The transition from the traditional “elimination method” to the current “growth method”, and from mold manufacturing to moldless manufacturing, represents the revolutionary impact of RP technology on the manufacturing industry.
Main features:
RP technology converts complex three-dimensional machining into a series of layered machining, significantly reducing machining difficulty. It has the following characteristics:
- The rapid speed of the overall forming process, making it ideal for today's fast-paced product market;
- Ability to create three-dimensional objects of any complex shape;
- There is no need for special accessories, dies or cutters during molding, which reduces costs and shortens the production cycle;
- High level of technological integration, the result of the advancement of modern science and technology, and demonstration of its comprehensive application, with distinct high-tech characteristics.

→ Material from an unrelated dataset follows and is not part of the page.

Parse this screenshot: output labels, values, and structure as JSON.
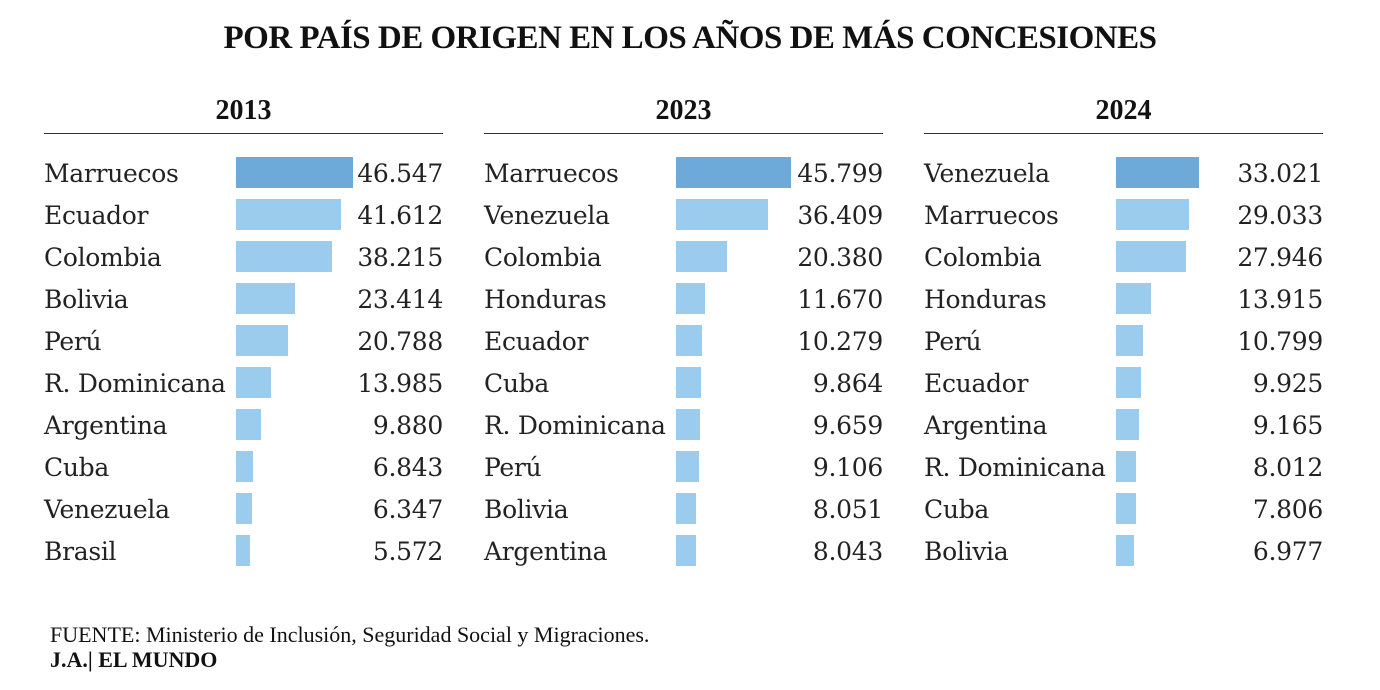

The above characteristics indicate that RP technology is ideal for the development of new products, the rapid manufacturing of single and small batch parts with complex shapes, the design and production of molds and models, and the production of difficult-to-machine materials.
Furthermore, it is suitable for shape design inspection, assembly and rapid reverse engineering.
Application scope:
Rapid prototyping technology can be applied in the fields of aviation, aerospace, automobile, communications, medical treatment, electronics, household appliances, toys, military equipment, industrial modeling (sculpture), building model, machinery industry, etc.
Conclusion
In this article we list nine types of non-traditional machining techniques, which can serve as a practical guide for anyone who wants to learn about the non-traditional machining process, its advantages, classifications and much more.